The toll on business:
- 23 percent of respondents said their companies lost business during the previous 12 months as a result of situations involving illicit payments to government officials, compared with 22 percent in our 2015 survey
- 32 percent said they have ceased doing business with certain partners because of corruption risk, compared with 28 percent last year
- 36 percent said their companies pulled out of or delayed acquisitions because of potential corruption risk, compared with 26 percent last year
- 64 percent said they have not avoided doing business in a region based on possible corruption risk, compared with 66 percent last year
A problem that spans many industries and geographies:
- 90 percent of respondents said their industries are exposed to corruption risk, compared with 85 percent in our 2015 survey, with 28 percent citing “significant risk”—up from 22 percent last year
- 78 percent and 68 percent of respondents rated risk levels as significant for Africa and the Middle East, respectively, compared with 59 percent and 48 percent in 2015—a sharp increase for both regions
- 73 percent of respondents indicated significant levels of risk in Russia, compared with 75 percent in last year’s survey
For a majority of inside counsel and compliance officers, enforcement efforts are making an impact:
- 75 percent of respondents said their companies have dedicated anti-corruption programs
- 67 percent said they had reviewed policies in the past year
- 51 percent said they had implemented anti-corruption programs in the past 10 years
- 66 percent have whistle-blower hotlines; 27 percent have received tips related to corruption during the past 12 months
Anti-corruption efforts: What’s working? And what are the challenges?
- 75 percent said variations of policies by country are the main obstacles to combating corruption; also cited were inadequate staffing (69 percent) and a lower priority on compliance (64 percent), compared with business objectives
- 85 percent cited internal audits as the most effective means of reducing risk; also cited were compliance policies (85 percent), training (82 percent), and increased scrutiny of books and records or internal controls (80 percent)

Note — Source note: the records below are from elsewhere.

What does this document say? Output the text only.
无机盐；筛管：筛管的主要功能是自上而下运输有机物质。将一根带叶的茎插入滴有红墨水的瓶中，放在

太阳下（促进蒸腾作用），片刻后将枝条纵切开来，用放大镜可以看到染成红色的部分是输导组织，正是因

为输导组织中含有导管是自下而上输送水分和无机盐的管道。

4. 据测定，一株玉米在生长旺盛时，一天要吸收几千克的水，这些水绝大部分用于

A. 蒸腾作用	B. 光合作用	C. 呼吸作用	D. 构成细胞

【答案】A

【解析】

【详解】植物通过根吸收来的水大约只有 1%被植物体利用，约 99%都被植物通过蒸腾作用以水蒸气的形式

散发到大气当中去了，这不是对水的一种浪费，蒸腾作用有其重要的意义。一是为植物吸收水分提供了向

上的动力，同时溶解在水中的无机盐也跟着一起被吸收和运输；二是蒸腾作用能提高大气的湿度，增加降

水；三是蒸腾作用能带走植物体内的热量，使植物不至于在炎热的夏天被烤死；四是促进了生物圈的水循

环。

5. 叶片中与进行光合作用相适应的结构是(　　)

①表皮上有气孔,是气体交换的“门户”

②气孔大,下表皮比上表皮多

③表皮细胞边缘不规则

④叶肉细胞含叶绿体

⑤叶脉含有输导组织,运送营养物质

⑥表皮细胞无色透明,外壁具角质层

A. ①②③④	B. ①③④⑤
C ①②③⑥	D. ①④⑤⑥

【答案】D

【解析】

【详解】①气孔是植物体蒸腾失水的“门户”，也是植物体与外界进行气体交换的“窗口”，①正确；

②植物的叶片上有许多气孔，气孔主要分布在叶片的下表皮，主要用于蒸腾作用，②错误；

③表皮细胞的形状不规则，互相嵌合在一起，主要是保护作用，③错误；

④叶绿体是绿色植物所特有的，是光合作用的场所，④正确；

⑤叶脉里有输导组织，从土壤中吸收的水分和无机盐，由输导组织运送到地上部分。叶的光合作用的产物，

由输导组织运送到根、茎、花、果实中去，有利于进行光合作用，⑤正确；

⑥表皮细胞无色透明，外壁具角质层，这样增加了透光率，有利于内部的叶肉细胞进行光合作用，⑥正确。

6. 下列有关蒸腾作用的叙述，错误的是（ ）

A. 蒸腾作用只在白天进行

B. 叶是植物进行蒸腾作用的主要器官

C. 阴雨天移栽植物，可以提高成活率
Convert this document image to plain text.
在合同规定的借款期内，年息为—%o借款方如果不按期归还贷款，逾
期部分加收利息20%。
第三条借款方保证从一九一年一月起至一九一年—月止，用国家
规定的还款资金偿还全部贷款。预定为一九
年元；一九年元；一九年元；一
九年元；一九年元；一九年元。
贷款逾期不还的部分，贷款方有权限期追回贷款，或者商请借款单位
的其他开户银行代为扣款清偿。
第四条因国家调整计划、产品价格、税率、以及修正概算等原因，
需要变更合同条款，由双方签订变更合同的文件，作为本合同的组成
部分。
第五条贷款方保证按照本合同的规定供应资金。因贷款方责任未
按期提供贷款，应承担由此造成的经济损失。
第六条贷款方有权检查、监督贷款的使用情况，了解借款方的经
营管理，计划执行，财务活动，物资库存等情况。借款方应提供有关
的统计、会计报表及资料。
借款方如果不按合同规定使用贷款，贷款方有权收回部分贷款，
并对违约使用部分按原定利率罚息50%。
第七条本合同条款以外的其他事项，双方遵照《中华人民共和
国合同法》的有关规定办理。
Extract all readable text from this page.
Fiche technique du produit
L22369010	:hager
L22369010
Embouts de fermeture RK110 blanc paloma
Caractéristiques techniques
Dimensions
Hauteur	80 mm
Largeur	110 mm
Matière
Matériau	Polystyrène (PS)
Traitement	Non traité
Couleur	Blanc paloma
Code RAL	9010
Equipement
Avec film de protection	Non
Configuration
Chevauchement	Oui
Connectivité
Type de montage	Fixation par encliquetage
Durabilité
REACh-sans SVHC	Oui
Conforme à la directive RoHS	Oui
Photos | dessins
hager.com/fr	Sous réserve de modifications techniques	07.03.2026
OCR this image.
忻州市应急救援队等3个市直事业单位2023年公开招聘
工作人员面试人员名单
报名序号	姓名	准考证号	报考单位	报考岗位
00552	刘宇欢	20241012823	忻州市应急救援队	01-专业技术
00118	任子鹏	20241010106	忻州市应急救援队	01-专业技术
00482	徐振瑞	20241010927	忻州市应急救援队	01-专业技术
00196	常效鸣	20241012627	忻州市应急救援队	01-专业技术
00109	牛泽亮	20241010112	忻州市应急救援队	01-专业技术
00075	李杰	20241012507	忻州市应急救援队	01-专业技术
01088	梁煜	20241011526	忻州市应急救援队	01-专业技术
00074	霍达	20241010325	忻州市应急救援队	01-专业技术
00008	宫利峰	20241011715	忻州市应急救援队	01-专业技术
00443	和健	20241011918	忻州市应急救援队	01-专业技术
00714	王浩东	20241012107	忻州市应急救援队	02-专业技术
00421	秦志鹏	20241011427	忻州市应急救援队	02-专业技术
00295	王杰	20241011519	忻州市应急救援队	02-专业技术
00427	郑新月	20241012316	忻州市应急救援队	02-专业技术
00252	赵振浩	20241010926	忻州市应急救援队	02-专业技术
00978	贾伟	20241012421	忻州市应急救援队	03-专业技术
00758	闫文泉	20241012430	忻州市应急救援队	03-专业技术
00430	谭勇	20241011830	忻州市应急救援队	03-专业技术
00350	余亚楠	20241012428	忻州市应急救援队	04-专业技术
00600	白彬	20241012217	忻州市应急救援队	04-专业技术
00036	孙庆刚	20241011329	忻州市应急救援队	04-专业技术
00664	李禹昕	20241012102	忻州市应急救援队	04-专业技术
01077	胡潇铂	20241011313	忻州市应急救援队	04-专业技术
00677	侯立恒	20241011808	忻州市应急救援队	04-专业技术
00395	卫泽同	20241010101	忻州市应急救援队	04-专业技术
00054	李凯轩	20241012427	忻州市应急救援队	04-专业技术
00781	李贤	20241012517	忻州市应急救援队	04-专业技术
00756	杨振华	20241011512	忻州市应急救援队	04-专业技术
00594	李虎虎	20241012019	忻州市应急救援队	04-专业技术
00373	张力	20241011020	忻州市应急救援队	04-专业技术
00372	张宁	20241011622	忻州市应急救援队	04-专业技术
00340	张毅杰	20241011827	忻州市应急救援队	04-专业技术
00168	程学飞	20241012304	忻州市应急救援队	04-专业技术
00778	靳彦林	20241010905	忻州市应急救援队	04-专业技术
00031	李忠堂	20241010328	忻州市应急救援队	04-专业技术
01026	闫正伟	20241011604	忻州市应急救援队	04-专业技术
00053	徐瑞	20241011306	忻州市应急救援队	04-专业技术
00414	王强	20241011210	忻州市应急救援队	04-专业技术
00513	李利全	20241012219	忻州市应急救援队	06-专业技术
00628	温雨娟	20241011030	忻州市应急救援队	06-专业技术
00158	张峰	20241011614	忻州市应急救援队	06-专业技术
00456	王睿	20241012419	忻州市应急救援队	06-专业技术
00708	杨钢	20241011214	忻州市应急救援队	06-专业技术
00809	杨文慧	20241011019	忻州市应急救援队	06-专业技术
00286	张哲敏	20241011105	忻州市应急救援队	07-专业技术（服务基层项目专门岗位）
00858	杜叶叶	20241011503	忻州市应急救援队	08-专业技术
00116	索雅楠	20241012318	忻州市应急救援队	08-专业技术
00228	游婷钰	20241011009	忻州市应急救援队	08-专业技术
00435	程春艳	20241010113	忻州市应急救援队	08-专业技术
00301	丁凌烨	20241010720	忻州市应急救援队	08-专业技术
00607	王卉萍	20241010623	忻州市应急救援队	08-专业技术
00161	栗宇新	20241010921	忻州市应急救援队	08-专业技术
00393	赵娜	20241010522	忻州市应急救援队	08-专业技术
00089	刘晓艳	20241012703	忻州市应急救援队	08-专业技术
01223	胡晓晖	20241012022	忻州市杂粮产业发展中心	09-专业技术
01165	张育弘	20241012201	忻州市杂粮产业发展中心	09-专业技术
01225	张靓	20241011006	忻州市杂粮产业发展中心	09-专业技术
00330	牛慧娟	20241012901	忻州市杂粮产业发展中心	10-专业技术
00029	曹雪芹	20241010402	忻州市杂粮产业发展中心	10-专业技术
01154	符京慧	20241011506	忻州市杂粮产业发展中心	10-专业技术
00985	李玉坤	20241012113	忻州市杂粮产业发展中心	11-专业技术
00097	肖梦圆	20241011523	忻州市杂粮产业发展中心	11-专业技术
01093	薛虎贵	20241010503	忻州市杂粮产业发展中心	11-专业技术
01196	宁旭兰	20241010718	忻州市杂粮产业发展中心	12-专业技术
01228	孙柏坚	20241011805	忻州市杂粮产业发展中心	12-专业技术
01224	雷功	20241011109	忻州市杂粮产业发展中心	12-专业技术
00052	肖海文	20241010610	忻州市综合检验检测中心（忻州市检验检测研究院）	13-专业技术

Data issues rising in cross-border investigations:
- 77 percent said their companies face challenges in navigating local data protection laws
- 76 percent characterized ensuring the security of their data as “challenging”
- 27 percent said they expect an increase in challenges associated with moving data across country borders
See more at:
[1] US Securities and Exchange Commission press release, October 22, 2015, https://www.sec.gov/news/pressrelease/2015-245.html. -
Published July 4, 2016.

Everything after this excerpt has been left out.